France's agriculture minister said Friday that the worst of a crisis that saw farmers block roads nationwide was over, as protesters began lifting roadblocks following government promises of cash and eased regulation.
In some of the angriest protests that have spread across Europe over the past week, French farmers have been out in force for more than a week, using tractors to block key roads into Paris and other major highways nationwide.
On Thursday, two main farming unions announced the suspension of the acton, urging the protesters to take their tractors off the streets, after Prime Minister Gabriel Attal promised cash, eased regulations and protection against unfair competition.
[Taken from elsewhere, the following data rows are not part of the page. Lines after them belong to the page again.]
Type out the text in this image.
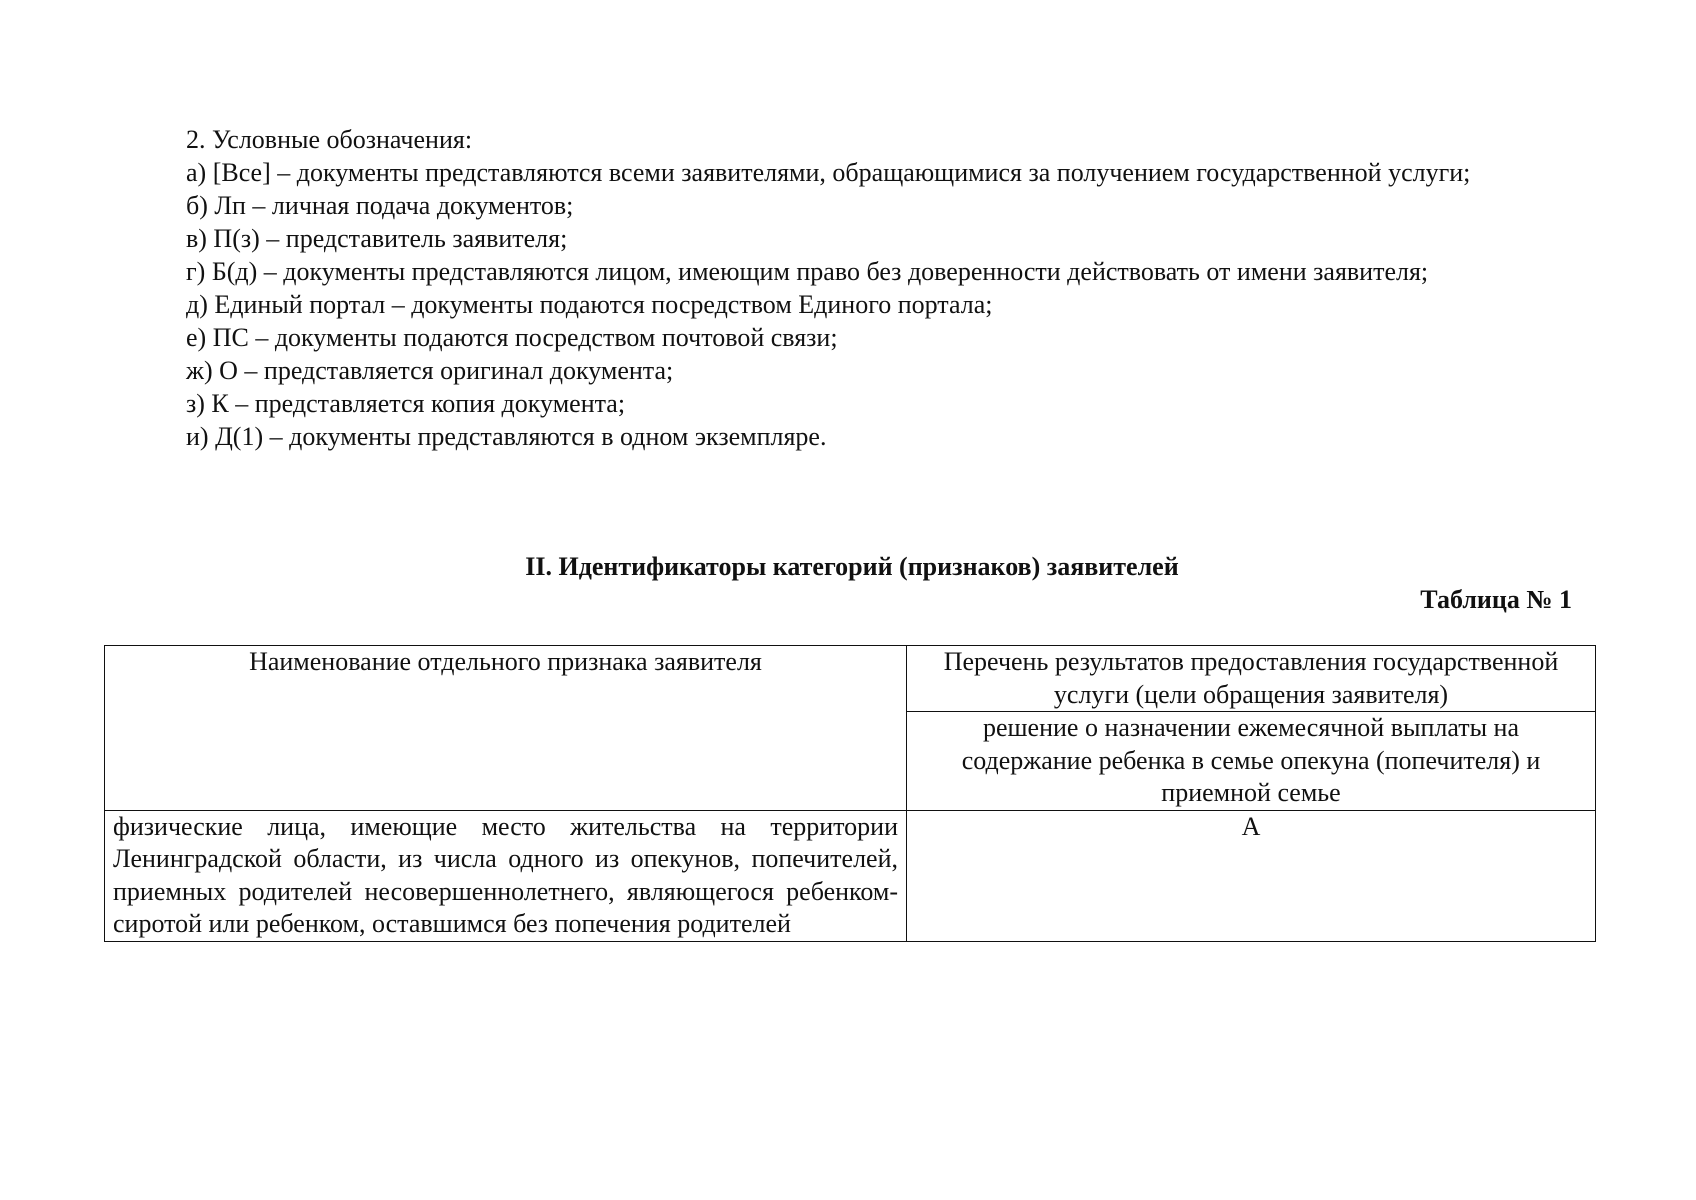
2. Условные обозначения:

а) [Все] – документы представляются всеми заявителями, обращающимися за получением государственной услуги;

б) Лп – личная подача документов;

в) П(з) – представитель заявителя;

г) Б(д) – документы представляются лицом, имеющим право без доверенности действовать от имени заявителя;

д) Единый портал – документы подаются посредством Единого портала;

е) ПС – документы подаются посредством почтовой связи;

ж) О – представляется оригинал документа;

з) К – представляется копия документа;

и) Д(1) – документы представляются в одном экземпляре.

II. Идентификаторы категорий (признаков) заявителей
Таблица № 1
Наименование отдельного признака заявителя	Перечень результатов предоставления государственной услуги (цели обращения заявителя)
	решение о назначении ежемесячной выплаты на содержание ребенка в семье опекуна (попечителя) и приемной семье
физические лица, имеющие место жительства на территории Ленинградской области, из числа одного из опекунов, попечителей, приемных родителей несовершеннолетнего, являющегося ребенком-сиротой или ребенком, оставшимся без попечения родителей	А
Agriculture Minister Marc Fesneau said Friday that the worst of the crisis was "pretty much behind us".
"But the issues that we have to deal with and that have emerged in this crisis are still ahead of us," he told CNews television.
Authorities said Thursday evening that many roadblocks across the country were being lifted or eased and farmers continued to move tractors off the streets on Friday morning, even though some blockades remained in place.
"It was a historic, tough, strong mobilisation," said Laurent Saint-Affre of the FDSEA union in the southern Aveyron department. But he said that a number of sticking points remained, warning authorities that farmers could take their tractors out on the streets again "in a few days".
Speaking to RTL, Arnaud Gaillot, head of the Young Farmers (JA) union, pointed to a sense of "fatigue" after ten days of protests and a "desire to put things on hold."
In Yvelines, southwest of Paris, the number of vehicles involved in a blockade had fallen from around twenty to seven tractors on Friday morning, police said.
The roadblocks on the A4 and A5 motorways in Seine-et-Marne east of the French capital have been lifted.
Around Lyon, all roadblocks were expected to be lifted by 2.00 pm (1300 GMT) on Friday.
A police source told AFP however that some protesters wanted to stay put until Saturday, while several "isolated groups" wanted to remain in place until France's huge Salon de l'Agriculture trade fair that opens on February 24.
The FNSEA, France's biggest rural union, wants to see the first government measures implemented by the start of the trade fare and a law passed by June, its head Arnaud Rousseau said on BFMTV.
Thousands of farmers from across Europe had gathered in Brussels on Thursday, where French President Emmanuel Macron held talks with European Commission chief Ursula von der Leyen.
Macron told reporters that France had managed to persuade the EU to "impose stricter rules" for cereal and poultry imports, including from war-torn Ukraine.